De manera que no veremos volar al Berkut, más que en su forma de prototipo, pero, ¿quién sabe? El día de mañana, como ha sucedido muchas veces, alguien puede volver a pensar que es una buena idea, y con los recursos adecuados, y la buena motivación, podemos ver un avión similar surcar los cielos de Rusia, o de alguna otra parte del mundo.

Dassault-Breguet Etendard

Pensado en un principio como un caza de ataque para los países de la OTAN, el Etendard no tuvo el éxito deseado, y terminó como caza embarcado para la Armada Francesa. Esta versión entró en servicio en 1956, pero su mediocre desempeño la puso en peligro. Fue reemplazada entonces por una variante mejorada, el Super-Étendard, aunque la versión de reconocimiento continuó en servicio por algún tiempo más.

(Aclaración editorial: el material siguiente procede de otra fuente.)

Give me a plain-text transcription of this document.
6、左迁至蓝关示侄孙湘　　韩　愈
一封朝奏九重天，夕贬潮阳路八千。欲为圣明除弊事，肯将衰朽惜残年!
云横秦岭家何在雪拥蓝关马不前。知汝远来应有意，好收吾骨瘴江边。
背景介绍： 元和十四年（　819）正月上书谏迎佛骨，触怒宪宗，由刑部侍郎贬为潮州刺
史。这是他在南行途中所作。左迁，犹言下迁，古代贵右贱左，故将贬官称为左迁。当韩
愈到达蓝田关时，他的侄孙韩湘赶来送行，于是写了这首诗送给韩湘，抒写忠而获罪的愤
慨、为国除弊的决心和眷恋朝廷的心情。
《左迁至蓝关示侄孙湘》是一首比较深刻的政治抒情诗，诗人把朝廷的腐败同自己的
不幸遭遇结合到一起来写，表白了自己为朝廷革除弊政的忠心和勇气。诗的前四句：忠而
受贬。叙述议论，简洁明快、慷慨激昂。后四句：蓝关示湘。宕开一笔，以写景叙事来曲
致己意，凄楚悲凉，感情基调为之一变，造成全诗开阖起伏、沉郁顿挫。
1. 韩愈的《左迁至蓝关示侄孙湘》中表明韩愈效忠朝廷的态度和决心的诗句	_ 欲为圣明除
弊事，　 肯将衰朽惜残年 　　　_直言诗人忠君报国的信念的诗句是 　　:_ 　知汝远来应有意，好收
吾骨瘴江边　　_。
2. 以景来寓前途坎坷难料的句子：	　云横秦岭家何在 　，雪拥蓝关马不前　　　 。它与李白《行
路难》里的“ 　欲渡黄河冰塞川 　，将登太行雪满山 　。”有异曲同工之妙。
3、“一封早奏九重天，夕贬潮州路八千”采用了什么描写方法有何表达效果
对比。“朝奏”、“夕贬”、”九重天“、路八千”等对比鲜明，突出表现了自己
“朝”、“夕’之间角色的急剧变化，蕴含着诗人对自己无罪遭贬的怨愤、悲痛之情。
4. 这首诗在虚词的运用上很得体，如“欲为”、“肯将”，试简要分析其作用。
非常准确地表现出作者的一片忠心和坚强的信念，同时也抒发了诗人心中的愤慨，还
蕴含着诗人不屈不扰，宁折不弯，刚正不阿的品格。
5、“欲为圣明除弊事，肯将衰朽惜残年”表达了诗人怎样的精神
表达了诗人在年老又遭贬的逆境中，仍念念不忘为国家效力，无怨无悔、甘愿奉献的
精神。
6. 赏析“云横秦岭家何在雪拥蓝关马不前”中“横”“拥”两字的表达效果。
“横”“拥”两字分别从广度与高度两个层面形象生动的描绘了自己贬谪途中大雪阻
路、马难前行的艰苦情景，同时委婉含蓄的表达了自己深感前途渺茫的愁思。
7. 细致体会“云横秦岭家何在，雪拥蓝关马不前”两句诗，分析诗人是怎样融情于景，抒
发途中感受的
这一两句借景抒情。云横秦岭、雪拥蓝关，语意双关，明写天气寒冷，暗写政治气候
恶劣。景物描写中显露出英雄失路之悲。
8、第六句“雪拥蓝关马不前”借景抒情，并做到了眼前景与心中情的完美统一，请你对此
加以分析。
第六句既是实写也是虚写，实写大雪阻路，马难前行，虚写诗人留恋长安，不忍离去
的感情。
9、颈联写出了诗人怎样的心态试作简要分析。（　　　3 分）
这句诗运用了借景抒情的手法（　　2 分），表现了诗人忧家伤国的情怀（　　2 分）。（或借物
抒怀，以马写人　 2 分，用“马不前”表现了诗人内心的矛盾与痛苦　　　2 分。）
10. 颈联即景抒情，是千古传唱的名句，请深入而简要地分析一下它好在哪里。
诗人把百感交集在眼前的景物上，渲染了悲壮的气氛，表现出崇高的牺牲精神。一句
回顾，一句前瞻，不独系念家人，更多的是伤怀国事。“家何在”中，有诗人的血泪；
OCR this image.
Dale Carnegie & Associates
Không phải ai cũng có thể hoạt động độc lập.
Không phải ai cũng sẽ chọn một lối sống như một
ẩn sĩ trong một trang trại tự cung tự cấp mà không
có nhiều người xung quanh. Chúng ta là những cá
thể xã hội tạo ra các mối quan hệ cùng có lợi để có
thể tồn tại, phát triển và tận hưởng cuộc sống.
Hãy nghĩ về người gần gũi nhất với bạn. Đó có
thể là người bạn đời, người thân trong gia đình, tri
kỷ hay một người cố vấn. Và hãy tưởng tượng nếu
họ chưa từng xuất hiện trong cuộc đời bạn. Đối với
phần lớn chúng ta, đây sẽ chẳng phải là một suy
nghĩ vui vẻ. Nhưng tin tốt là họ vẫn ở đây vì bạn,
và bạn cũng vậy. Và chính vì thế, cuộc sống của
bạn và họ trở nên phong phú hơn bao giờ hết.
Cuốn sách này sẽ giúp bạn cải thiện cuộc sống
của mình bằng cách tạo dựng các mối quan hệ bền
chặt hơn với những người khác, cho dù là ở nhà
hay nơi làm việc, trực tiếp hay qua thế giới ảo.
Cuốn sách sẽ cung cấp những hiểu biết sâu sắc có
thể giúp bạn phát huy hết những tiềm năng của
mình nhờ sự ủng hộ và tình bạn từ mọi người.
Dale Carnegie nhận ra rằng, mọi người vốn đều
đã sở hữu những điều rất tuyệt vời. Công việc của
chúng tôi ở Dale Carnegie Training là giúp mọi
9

La idea detrás del Etendard (en francés, Estandarte) fue crear un cazabombardero que cumpliera tanto los requerimientos de la OTAN como los de las autoridades francesas.

Estas últimas tenían en mente un interceptor ligero, habiendo visto cómo se desarrollaban los combates sobre los cielos de Corea durante la guerra de 1950-53. Sin embargo, como sucede frecuentemente, luego desearon un avión más polivalente, capaz de funcionar como bombardero táctico ligero, que pudiera igualmente funcionar como caza.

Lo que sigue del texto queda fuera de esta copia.